In both Oregon and Washington, if more than one payee is named, but one dies before the original account holder, the surviving payees receive the account when the original account holder dies. If more than one payee survives the original account holder, they share the balance unless the account specifically states that only the last survivor may take the account.
The original account holder is treated as the owner during his or her lifetime. Estate taxes are calculated only on the balance.
A Totten trust account lists one or more persons as trustee for another, without an underlying trust agreement. The courts have treated this as creating a tentative trust, effective only at the death of the last trustee, at which time the other person receives the balance. The trustee is able to deposit and withdraw freely and is not required to account to the beneficiary, as withdrawals are considered the same as revoking the trust as to the amount withdrawn.
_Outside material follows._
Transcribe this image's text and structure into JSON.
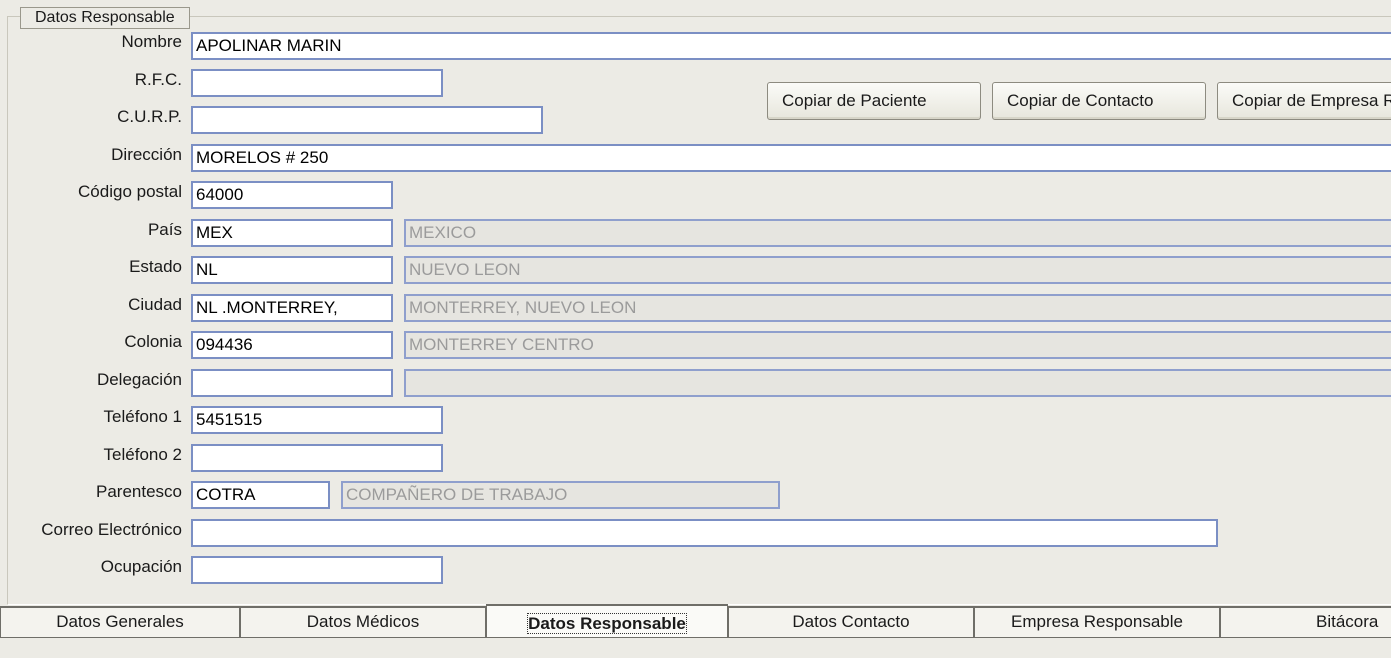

In Oregon, if more than one beneficiary is named, but one dies before the trustee, the surviving beneficiaries receive the account when the original account holder dies unless it can be proven that the trustee intended a different result. The evidence to prove a different intent must show high probability. If more than one beneficiary survives the original account holder, they share the balance unless the account specifically states that only the last survivor may take the account.
Not all states will recognize Totten trusts. In Oregon, it is called simply a “trust account,” but the bank may need to be informed that a Totten plan is intended to ensure that it not be confused with an account for a living trust. The funds are treated as belonging to the trustee during his or her lifetime, and estate taxes are calculated on the balance.
Washington treats a Totten trust as simply a form of payable on death account and uses payable on death rules.
The main disadvantage of a Totten trust is lack of flexibility if the trustee becomes incapacitated. Because there is no trust document, there is no way to remove the trustee without a court order. Preparing a revocable trust document that follows a Totten plan can get around this problem, but that means expense that a simple Totten designation is intended to avoid.
Effect on Wills
In both Oregon and Washington, joint accounts with survivorship, payable on death accounts, and Totten trust accounts pass separately from the account holder’s estate and are not affected by a will. This must be considered in preparing the will, particularly if it may result in a disproportionate distribution.
Effect of Community Property in Washington
In Washington, community property rights of a married (or domestically partnered) person in an account held by the spouse or partner are not affected, so only that part which does not go to the spouse or partner on death passes under a bank account designation. This makes these accounts less useful for estate planning than in Oregon.
Vulnerability to Debt Claims
Assets passing outside probate generally are not protected from claims for debts. For example, all of the accounts described in this article may be used to pay loans and other debts to the bank when the account holder dies. Similarly, a creditor may be able to reach an account regardless of whether the usual procedure for making claims in probate is followed.
Although joint accounts, payable on death accounts, and Totten trust accounts are useful tools for passing property outside of probate, they are not for everybody. If you want to use one of these accounts, you should carefully consider whether there is likely to be a dispute after your death, whether you are likely to leave debts that need to be covered, and whether your estate is likely to be large enough to be taxed. You should also discuss your plans with a lawyer and your banker so that if you use one of these accounts, it is properly documented and so that the rest of your estate plan takes these accounts into consideration.